Before I was introduced to this piece by my teacher James Tocco, I only knew Schoenfield from his Café Music trio, which has now gone viral and is already part of the standard repertoire. I asked him how he felt about being known by a single work, a fate famously bemoaned by Saint-Saëns (Carnival of the Animals) and Rachmaninoff (Prelude in C sharp minor). He was philosophical about it, remarking that at least he was known by a mature work of which is a good representation of his style.

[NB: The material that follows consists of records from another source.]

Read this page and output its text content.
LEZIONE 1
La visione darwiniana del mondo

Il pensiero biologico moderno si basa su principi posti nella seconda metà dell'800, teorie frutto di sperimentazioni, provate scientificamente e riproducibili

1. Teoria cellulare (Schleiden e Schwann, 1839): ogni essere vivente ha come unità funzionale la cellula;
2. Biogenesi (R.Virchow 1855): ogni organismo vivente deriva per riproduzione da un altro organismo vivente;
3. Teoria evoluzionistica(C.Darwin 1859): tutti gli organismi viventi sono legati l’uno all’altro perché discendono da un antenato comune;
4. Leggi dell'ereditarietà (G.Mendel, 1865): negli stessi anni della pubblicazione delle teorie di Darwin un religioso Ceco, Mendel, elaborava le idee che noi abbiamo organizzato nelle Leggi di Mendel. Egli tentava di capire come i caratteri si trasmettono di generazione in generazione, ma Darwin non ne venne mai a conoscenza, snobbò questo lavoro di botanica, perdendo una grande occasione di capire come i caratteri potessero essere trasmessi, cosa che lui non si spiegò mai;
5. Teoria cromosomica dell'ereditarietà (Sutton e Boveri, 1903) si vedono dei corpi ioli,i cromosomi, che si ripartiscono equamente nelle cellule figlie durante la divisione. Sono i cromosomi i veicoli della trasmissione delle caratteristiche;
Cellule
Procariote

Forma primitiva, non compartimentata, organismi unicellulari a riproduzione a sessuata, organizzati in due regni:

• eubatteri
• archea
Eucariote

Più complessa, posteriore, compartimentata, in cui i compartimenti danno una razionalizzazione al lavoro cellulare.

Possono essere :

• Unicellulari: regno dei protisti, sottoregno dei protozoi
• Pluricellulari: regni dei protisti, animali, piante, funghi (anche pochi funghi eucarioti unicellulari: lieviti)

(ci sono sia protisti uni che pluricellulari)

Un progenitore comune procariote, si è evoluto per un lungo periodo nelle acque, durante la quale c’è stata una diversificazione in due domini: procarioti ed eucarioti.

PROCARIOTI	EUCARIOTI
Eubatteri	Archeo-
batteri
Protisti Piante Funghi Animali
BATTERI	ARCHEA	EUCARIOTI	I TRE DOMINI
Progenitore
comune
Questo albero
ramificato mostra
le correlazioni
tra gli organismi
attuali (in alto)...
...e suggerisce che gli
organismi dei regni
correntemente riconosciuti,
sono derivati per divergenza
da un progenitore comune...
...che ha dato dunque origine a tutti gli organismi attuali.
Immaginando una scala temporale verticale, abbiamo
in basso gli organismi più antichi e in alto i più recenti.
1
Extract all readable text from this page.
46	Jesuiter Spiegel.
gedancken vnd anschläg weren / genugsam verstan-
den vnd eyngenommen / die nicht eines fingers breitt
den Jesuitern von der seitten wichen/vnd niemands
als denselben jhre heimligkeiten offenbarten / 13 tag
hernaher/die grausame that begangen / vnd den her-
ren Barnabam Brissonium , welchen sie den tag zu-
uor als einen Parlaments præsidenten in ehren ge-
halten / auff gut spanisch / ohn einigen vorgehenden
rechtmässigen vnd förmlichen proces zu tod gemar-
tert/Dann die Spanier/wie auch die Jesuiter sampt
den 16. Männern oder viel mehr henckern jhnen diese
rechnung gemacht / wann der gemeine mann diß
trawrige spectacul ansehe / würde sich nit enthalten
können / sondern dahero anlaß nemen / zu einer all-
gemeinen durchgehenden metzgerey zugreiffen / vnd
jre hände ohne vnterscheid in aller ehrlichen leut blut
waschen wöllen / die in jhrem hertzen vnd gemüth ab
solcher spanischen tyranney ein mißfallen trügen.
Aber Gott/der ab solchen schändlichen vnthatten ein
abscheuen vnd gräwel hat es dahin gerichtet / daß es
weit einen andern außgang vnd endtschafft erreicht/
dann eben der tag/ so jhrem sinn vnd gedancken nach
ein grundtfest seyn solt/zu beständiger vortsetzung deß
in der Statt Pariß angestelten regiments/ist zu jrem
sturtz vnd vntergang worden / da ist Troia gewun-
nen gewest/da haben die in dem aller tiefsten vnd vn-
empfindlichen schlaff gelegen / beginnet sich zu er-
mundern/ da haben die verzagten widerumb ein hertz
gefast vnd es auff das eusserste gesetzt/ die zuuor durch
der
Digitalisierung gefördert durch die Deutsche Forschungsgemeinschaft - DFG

I've received overwhelmingly positive feedback on this piece when I've performed it, and I wouldn't be surprised if it soon earns a place in the regular piano competition repertoire, just as the Carl Vine Piano Sonata No. 1 did eight or nine years ago. It's still little known though. Peccadilloes was written for Christopher O’Riley (of From the Top and Radiohead arrangement fame), who premiered it but hasn't played it much since. The only commercial recording is by James Tocco on the Naxos label, a brilliant performance that is marred by an out-of-tune piano (the B two octaves above middle C is jarring, particularly in the Shuffle movement where that note is very prominent).

Ironically, when I made my own YouTube recording, my piano also suffered from tuning issues. I was recording at the ELMS Conservatory in Jakarta, which has a recital hall on the top floor of a four-floor building. The tropical sun beats down on the roof and turns the room into a sauna, which the Kawai piano has adjusted to excellently—far better than I could. As I found out, turning on the AC ruins the balance. I literally started recording as the tuner was leaving, and by the time I was recording the Shuffle, the piano was in barely usable shape.